How to classify things is a problem in both estimating and accounting software. It’s particularly difficult for job cost accounting. Expenses come in randomly, and you have to match them to vendors, jobs and categories.
One important principle in interface design is that people can recognize something much faster than they can recall it. It’s one reason why buffets are popular. No need to remember General Tso’s name. Just scoop and eat.
Typically, software uses popup buttons for list choices. You click, see the list, and then choose what you like. However, that approach doesn’t work well for long lists (over 30 items). They get too hard to navigate. Popups also require a mouse-click, which is inconvenient when data entering from a keyboard.
Bruce Tognazzini, the author of Apple’s Human Interface Guidelines, proposed a solution to both problems in the early 1990s. It’s a text field you can tab into. But, when you type, it shows a scrolling list, and jumps to the nearest match. Tab out or hit the enter key, and it selects that item. If you’re not sure what to type, you can also click and scroll until you see what you want. He called it a disambiguating field. At the time, FileMaker had a lookup field that was sorta like that, but his version was better.
In our older MacNail software, we didn’t even have popup menus. Users had to type in a number or letter code to do job costing. Finding a better way to handle long lists of jobs or categories was one reason why we abandoned Excel, and built a stand-alone app in C++. We copied Apple’s specs but called them clairvoyant fields, slightly less vague than disambiguating.
Programming clairvoyants required a text field, plus a temporary table for the list, plus a popup button to choose items with a mouse click. Interactions between them were complicated. Users could do many things with the mouse or keyboard, and the code had to handle them all. Lists might contain thousands of items, so it was challenging to get decent performance on 1990s hardware. We spent a full programmer-year getting clairvoyant fields to work right.

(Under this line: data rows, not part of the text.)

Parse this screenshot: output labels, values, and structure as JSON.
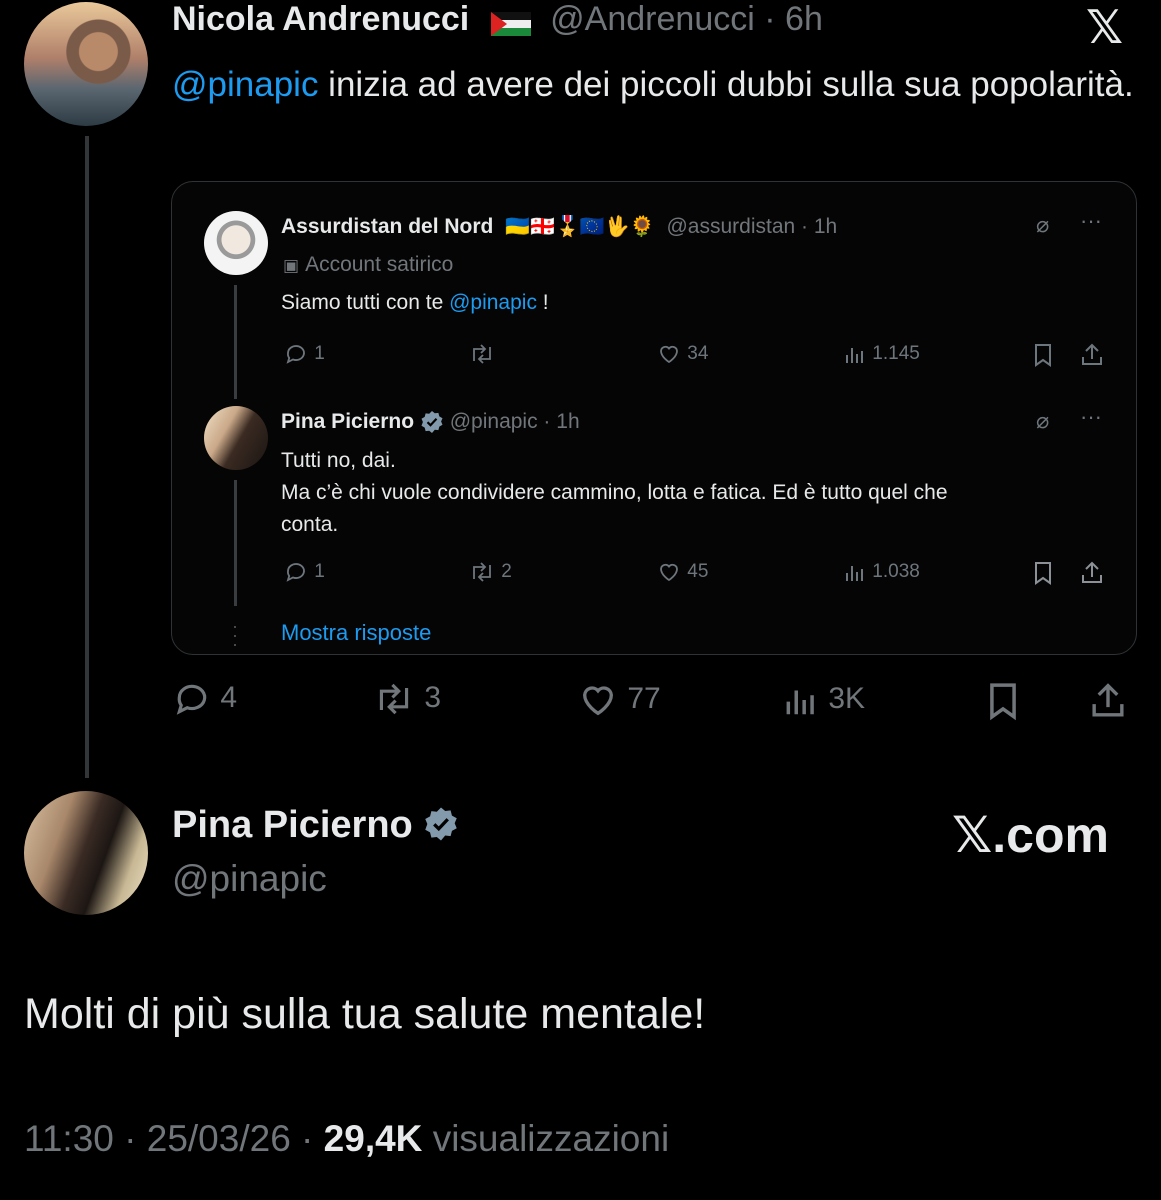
{
  "tweet": {
    "author_name": "Nicola Andrenucci",
    "handle": "@Andrenucci",
    "time": "6h",
    "mention": "@pinapic",
    "text": " inizia ad avere dei piccoli dubbi sulla sua popolarità.",
    "stats": {
      "replies": "4",
      "reposts": "3",
      "likes": "77",
      "views": "3K"
    }
  },
  "quote": {
    "post1": {
      "name": "Assurdistan del Nord",
      "emojis": "🇺🇦🇬🇪🎖️🇪🇺🖖🌻",
      "handle": "@assurdistan · 1h",
      "badge": "Account satirico",
      "text_prefix": "Siamo tutti con te ",
      "mention": "@pinapic",
      "text_suffix": " !",
      "stats": {
        "replies": "1",
        "reposts": "",
        "likes": "34",
        "views": "1.145"
      }
    },
    "post2": {
      "name": "Pina Picierno",
      "handle": "@pinapic · 1h",
      "line1": "Tutti no, dai.",
      "line2": "Ma c’è chi vuole condividere cammino, lotta e fatica. Ed è tutto quel che",
      "line3": "conta.",
      "stats": {
        "replies": "1",
        "reposts": "2",
        "likes": "45",
        "views": "1.038"
      }
    },
    "show_replies": "Mostra risposte"
  },
  "reply": {
    "name": "Pina Picierno",
    "handle": "@pinapic",
    "brand": "𝕏.com",
    "text": "Molti di più sulla tua salute mentale!",
    "time": "11:30",
    "date": "25/03/26",
    "views": "29,4K",
    "views_label": "visualizzazioni"
  },
  "colors": {
    "background": "#000000",
    "text": "#e7e9ea",
    "muted": "#71767b",
    "link": "#1d9bf0",
    "verified": "#829aab"
  }
}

Since that time, both Macintosh and Windows have added a combo box control. It’s almost identical to the original disambiguating field, so we were delighted that we could use them for Goldenseal Pro. Kinda like, we had to build them from scratch back in the 90s, but now you can buy them at Walmart.

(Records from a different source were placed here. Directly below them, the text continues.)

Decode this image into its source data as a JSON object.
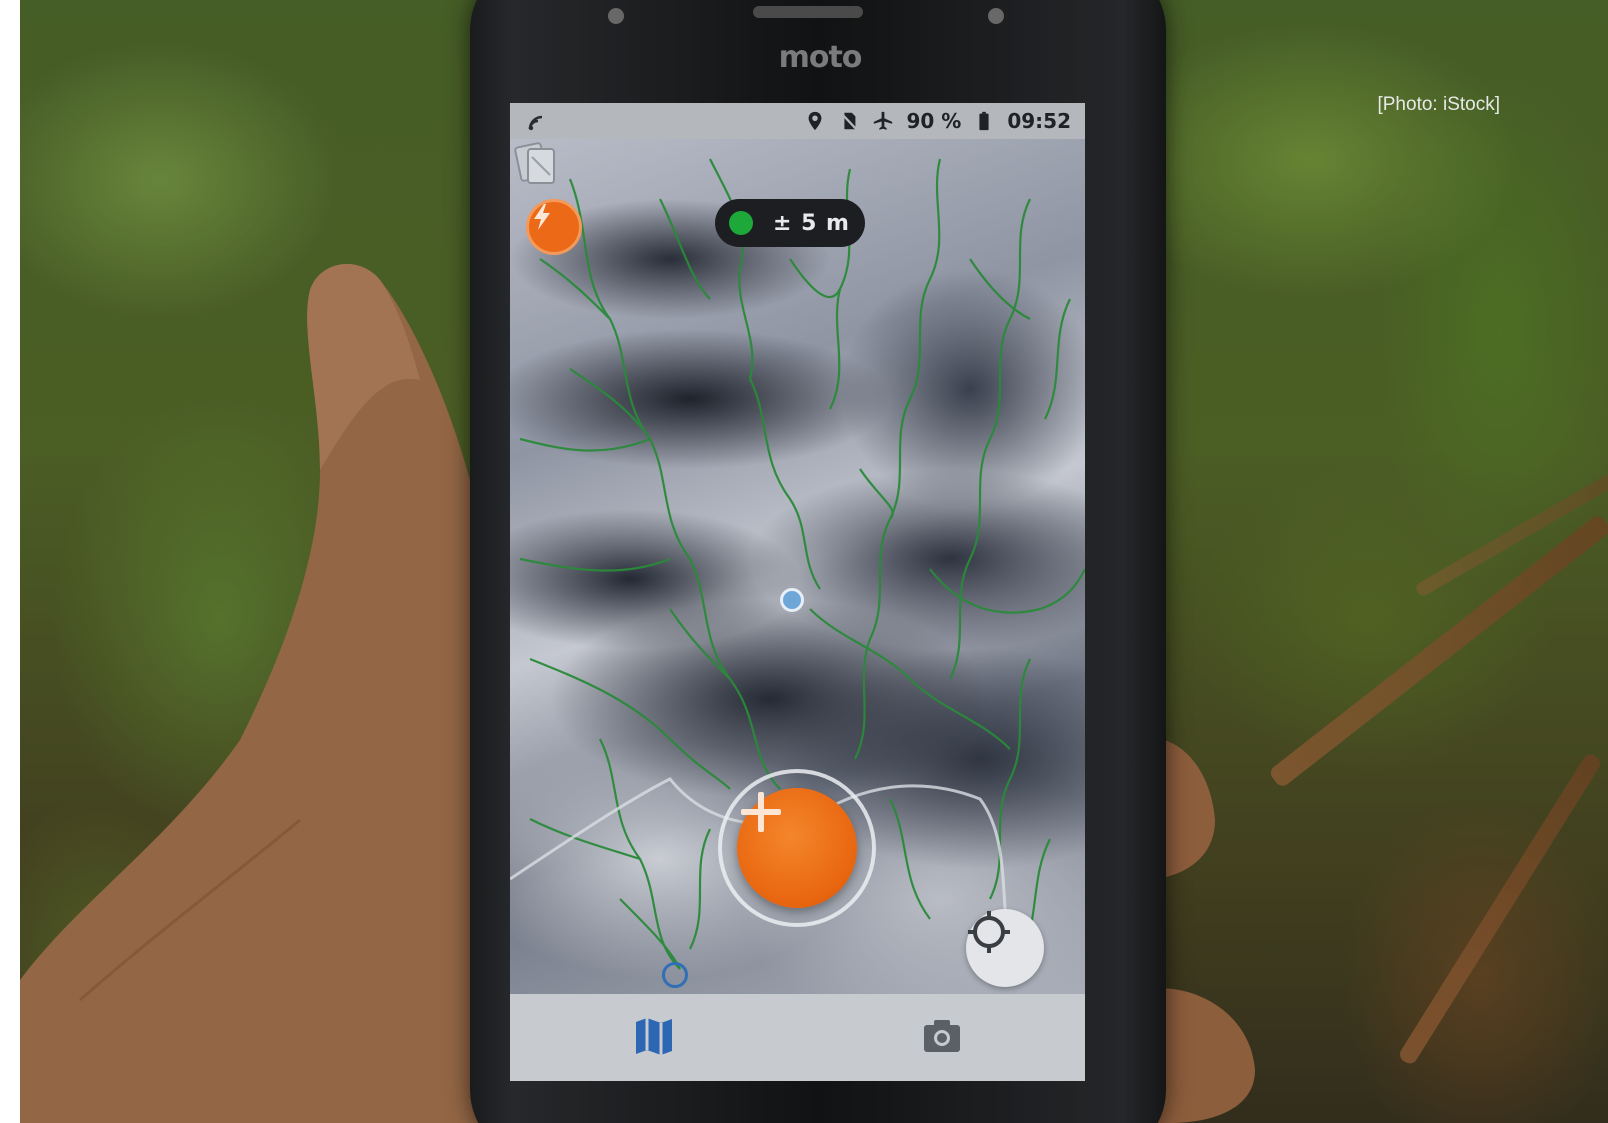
{
  "caption": "[Photo: iStock]",
  "phone": {
    "brand": "moto",
    "status_bar": {
      "battery": "90 %",
      "time": "09:52",
      "icons": [
        "signal-icon",
        "location-pin-icon",
        "no-sim-icon",
        "airplane-mode-icon",
        "battery-icon"
      ]
    },
    "gps_accuracy": "± 5 m",
    "gps_status_color": "#1ea83a",
    "accent_color": "#e8650f",
    "map_controls": [
      "power-icon",
      "layers-icon",
      "add-icon",
      "crosshair-icon"
    ],
    "bottom_nav": [
      {
        "icon": "map-icon",
        "active": true
      },
      {
        "icon": "camera-icon",
        "active": false
      }
    ]
  }
}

It took a few hours to get combo boxes working on Windows. A few days for Macintosh, but we ran into a problem. If you typed something not in the list, it just added that text. OK for some uses, but not for job cost accounting. You don’t want to start posting expenses to the Snith job just because you made a typo.
Apple’s web page for combo boxes said it was possible to restrict them to existing items. Our staff couldn’t find sample code to do that, and couldn’t figure how to make them work right. Eventually we built a replacement from a text field, temporary table and popup button, just like before.
Doing it that way was still just as complicated. Three or four times we got frustrated, and went back to the Cocoa combo box to try again. Then we kept reverting, and gradually perfected the built-from-scratch version.
A few weeks ago, we posted to Apple’s Cocoa-dev mailing asking for help. Unfortunately, nobody there knew how to make them work right, either. Almost everyone insisted we should use popup buttons instead of a combo box. Out of desperation, we actually tried popups as suggested, but most of their old flaws still remain.
So, the dream of easy Mac combo boxes was just a dream. Windows has a simple yes/no option to restrict to existing, and you’d think that Cocoa would do the same. But, nope.
Building combo boxes from scratch has taken some time. Fortunately, after a couple more weeks of effort, they are working well. Unfortunately, they will look slightly different between Mac and Windows, and we may need to give them different names.